28 de outubro de 2010

José C. Pires: Uma simples flor em teus cabelos claros

«Mas a meio caminho voltou para trás, direita ao mar. Paulo ficou de pé no areal, a vê-la correr: primeiro chapinhando na escuma rasa e depois contra as ondas, às arrancadas, saltando e sacudindo os braços, como se o corpo, toda ela, risse. Uma vaga mais forte desfez-se ao correr da praia, cobriu na areia os sinais das aves marinhas, arrastou alforrecas abandonadas pela maré. Eram muitas, tantas como Paulo não vira atéentão, çadase sem vida ao longo do areal. O vento áspero curtira-lhes os corpos, passara sobre elas, carregado de areia e de salitre,varrendo a costa contra as dunas, sem deixar por ali vestígios de pegada ou restos de alga seca que lhe resistissem.» 
«Marcaste o despertador?»
«Hã?»
«O despertador, Quim. Para que horas o puseste?»
«...E tudo à volta era névoa, fumo do mar rolando ao lume das águas e depois invadindo mansamente a costa deserta. Havia esse sudário fresco, quase matinal, embora, cravado no céu verde-ácido,  despontasse já o brilho frio da primeira estrela do anoitecer...»
 «Desculpa, mas não estou descansada. Importas-te de me passar o despertador?»
«O despertador?»
«Sim, o despertador. Com certeza que não queres que eu me levante para o ir buscar. És de força,caramba.» 
«Pronto. Estás satisfeita?» 
«Obrigada. Agora lê à vontade, que não te torno a incomodar. Eu não dizia? Afinal não lhe tinhas dado corda... Que horas são no teu relógio? Deixa, não faz mal. Eu regulo-o pelo meu.» 
«-Mais um mergulho - pedia a rapariga.  A dois passos dele sorria-lhe e puxava-o pelo braço; - Só mais um, Paulo. Não imaginas como a água está estupenda. Palavra, amor. Estupenda, estupenda, estupenda. 
Uma alegria tranquila iluminava-lhe o corpo. A neblina bailava em torno dela, mas era como se a não tocasse. Bem ao contrário: era como se, com a sua frescura velada, apenas despertasse a morna suavidade que se libertava da pele da rapariga. 
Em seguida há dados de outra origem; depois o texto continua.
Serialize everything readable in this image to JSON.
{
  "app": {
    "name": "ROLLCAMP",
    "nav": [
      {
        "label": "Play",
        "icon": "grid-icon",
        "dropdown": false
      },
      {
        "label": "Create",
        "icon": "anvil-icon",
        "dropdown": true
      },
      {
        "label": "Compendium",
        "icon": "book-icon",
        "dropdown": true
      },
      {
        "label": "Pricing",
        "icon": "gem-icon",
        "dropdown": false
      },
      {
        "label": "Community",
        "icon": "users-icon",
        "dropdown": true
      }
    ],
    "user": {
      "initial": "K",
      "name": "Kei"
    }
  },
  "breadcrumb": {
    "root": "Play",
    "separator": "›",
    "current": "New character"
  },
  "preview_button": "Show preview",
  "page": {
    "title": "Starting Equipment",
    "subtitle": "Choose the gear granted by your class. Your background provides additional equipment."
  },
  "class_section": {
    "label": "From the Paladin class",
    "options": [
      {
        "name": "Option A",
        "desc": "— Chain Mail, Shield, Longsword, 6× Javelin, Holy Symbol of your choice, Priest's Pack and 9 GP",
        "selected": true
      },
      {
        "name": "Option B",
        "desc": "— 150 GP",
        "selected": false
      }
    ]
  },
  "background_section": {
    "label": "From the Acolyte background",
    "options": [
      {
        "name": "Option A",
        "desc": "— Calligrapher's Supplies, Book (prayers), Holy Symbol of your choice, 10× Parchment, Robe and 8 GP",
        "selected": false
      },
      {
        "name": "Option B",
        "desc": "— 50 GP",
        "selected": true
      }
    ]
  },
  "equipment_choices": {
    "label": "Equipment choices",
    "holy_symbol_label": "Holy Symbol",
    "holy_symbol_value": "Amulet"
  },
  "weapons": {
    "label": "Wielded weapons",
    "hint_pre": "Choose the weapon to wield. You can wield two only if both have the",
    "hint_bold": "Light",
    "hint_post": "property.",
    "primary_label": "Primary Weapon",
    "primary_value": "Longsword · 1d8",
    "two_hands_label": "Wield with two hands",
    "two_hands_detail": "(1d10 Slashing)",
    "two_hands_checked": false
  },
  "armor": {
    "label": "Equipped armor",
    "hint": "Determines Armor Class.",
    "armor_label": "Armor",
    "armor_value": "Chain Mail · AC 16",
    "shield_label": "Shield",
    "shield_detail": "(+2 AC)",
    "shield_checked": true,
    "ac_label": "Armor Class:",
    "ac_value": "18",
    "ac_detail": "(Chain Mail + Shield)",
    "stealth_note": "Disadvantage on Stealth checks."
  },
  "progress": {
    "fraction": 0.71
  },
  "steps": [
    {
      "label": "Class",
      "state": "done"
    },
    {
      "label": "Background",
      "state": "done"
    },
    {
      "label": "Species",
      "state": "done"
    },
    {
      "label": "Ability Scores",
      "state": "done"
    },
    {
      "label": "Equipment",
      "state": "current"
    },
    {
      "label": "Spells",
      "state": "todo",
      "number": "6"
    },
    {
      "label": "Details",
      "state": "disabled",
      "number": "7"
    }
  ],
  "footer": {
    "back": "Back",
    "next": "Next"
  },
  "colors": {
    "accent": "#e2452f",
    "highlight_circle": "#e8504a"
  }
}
- Não, agora já começa a arrefecer - disse Paulo. 
- Vamo-nos vestir? 
Estavam de mãos dadas, vizinhos do mar e, na verdade, quase sem o verem. Havia a memória das águas na pele cintilanteda jovem ou no eco discreto das ondas através da névoa; ou ainda no rastro de uma vaga mais forte que se prolongava, terra adentro, e vinha morrer aos pés deles num distante fio de espuma. E isso era o mar, todo o oceano. Mar só presença. Traço de água a brilhar por instantes num rasgão do nevoeiro. Paulo apertou mansamente a mão da companheira; 
- Embora? 
- Embora - respondeu ela. E os dois, numa arrancada, correram pelo areal, saltando poças de água, alforrecas mortas e tudo o mais, até tombarem de cansaço.» 
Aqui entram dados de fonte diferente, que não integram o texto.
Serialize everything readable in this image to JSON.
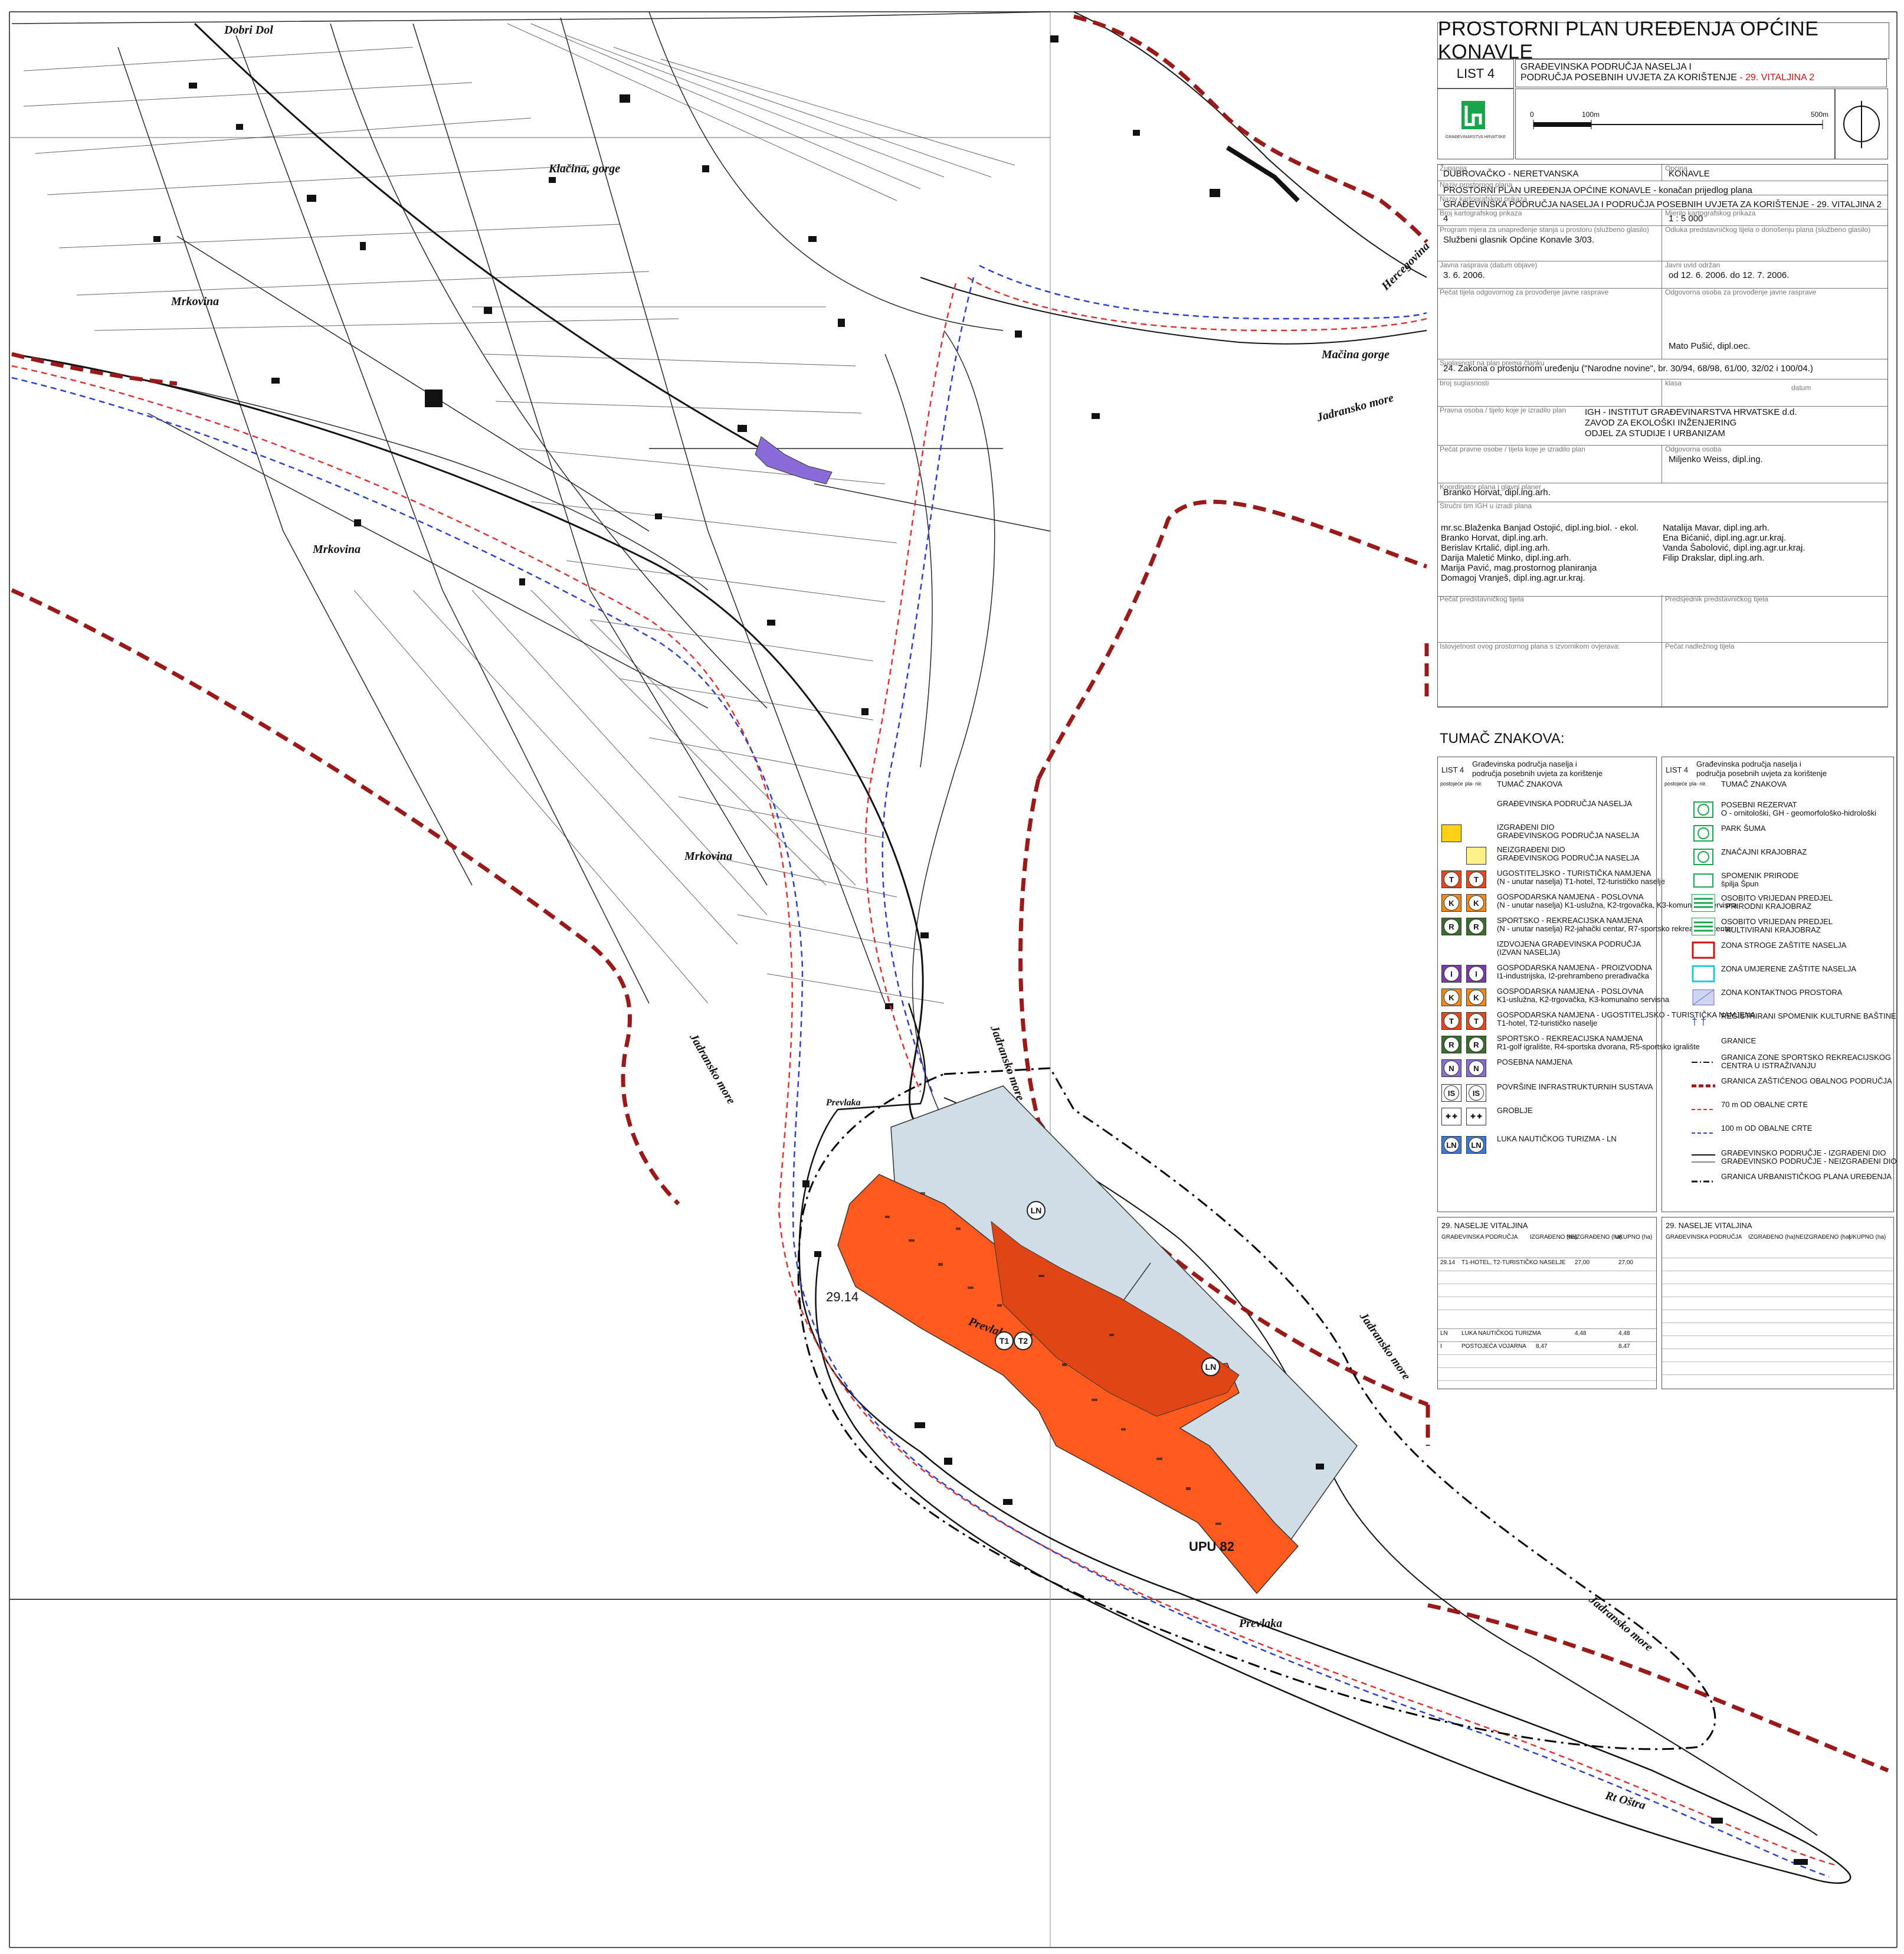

«Quim... » «Outra vez?» «Desculpa, era só para baixares o candeeiro. Que maçada, estou a ver que tenho de tomar outro comprimido.» 
«Lê um bocado, experimenta.» 
«Não vale de nada, filho. Tenho a impressão de que estes comprimidos já não fazem efeito. Talvez mudando de droga... É isso, preciso de mudar de droga.» 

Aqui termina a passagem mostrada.